Andrews, one of the few remaining contributors from FSU’s 2013 national championship team, is an option at safety, but don’t be surprised if he also locks down the “money” (sixth DB) job. FSU often uses five- and six-DB sets, and Andrews flourished in that role in 2013.
“We’re glad to have him,” Fisher said. “Because Nate has been a super player for us and, more important, a super guy.”
How quick will it click?
Florida State finished last season as one of the best pass defenses in the country, a feat made even more remarkable given the way the Seminoles started the season.
In their first eight games of 2016, a talented but young Seminole secondary, reeling from a season-ending injury to James, surrendered an average of 251.6 yards per game.
In the last five games, with the likes of McFadden, Meyers, Taylor and others getting more comfortable, that average took a dramatic dive to 168.9.
It should come as little surprise that FSU went 5-3 in those first eight games, and 5-0 in the ones that followed.
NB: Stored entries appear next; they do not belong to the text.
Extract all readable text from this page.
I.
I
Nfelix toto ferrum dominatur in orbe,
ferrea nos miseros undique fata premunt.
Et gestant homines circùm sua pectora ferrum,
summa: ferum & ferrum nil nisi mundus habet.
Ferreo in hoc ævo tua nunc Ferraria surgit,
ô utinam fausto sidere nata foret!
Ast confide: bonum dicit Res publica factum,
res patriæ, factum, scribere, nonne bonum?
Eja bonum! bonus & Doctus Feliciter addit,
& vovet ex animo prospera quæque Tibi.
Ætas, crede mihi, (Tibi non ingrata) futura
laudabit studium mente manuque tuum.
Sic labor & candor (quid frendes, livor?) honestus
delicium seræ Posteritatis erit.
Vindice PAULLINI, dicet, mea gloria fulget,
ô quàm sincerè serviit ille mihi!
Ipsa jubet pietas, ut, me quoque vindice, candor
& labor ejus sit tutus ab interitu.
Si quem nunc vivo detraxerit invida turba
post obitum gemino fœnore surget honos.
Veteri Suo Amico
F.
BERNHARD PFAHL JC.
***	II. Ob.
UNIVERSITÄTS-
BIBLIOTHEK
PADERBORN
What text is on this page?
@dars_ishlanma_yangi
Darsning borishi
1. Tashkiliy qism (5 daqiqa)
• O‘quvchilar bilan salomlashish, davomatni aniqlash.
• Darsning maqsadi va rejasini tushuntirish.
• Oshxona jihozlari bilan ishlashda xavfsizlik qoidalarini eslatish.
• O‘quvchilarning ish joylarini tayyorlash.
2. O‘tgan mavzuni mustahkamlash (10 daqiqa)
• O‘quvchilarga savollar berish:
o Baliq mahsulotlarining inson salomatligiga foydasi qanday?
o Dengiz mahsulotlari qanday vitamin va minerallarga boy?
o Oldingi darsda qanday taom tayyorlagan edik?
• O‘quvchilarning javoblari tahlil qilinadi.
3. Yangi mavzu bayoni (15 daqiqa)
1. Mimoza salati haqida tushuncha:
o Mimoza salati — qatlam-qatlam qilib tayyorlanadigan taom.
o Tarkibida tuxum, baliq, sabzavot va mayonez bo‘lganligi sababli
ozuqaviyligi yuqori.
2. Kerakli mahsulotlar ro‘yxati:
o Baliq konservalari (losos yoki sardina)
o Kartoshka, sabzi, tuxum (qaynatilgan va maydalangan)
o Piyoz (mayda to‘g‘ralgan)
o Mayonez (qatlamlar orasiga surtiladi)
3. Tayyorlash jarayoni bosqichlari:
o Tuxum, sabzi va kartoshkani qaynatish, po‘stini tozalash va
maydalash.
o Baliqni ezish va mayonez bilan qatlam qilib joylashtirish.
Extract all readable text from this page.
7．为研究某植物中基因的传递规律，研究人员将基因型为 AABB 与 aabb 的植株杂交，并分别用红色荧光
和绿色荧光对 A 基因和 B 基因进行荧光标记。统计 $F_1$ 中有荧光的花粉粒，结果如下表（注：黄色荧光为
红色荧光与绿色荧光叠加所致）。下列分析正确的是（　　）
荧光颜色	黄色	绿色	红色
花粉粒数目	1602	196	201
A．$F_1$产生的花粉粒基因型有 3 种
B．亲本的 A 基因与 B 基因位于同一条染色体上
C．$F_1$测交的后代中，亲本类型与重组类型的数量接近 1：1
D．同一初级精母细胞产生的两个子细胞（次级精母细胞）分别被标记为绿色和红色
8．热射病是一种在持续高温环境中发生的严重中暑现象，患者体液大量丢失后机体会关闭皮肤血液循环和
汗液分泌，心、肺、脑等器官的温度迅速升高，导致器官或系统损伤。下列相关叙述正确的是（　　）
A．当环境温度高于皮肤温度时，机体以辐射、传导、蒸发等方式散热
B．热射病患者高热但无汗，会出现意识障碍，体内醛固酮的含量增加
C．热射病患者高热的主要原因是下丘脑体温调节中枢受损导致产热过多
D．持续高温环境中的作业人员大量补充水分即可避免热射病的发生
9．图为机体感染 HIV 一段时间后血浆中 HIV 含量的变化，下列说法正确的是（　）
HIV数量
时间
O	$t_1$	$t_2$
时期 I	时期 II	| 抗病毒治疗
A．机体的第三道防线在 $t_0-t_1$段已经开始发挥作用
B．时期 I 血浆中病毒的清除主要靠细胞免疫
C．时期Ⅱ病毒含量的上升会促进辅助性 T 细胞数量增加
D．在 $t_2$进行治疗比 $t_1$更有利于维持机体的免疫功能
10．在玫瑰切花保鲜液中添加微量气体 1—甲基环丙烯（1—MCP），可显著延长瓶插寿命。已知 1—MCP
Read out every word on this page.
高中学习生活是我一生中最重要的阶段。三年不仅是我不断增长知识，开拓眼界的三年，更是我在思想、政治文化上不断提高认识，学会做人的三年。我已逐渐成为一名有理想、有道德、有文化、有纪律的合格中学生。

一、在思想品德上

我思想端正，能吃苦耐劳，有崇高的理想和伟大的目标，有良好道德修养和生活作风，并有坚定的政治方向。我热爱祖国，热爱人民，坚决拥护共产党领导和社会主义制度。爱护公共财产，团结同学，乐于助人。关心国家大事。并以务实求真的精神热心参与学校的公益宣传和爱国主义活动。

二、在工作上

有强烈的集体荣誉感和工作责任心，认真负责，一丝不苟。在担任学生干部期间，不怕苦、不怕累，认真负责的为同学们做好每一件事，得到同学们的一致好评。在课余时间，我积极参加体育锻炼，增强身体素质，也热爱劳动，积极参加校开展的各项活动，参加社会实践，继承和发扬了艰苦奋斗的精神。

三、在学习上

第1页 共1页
Like last year, the Seminoles are loaded in the secondary. But this year’s group has set its sights higher than last year’s achievements, and if they’re going to reach their goals, the secondary needs to meet its potential sooner rather than later.
No, none of Alabama, Miami or NC State – who FSU will play in the first month of the season – were elite passing offenses last year. But they’ll still make up what might be the toughest September of any team in the country, and a slip-up in any of those games could deal a serious blow to FSU’s College Football Playoff run before the season even heats up.
Fortunately, many of the players expected to contribute to this year’s group got their growing pains out of the way last season. And with James back in the fold, there’s plenty of reason for optimism in FSU’s DB room.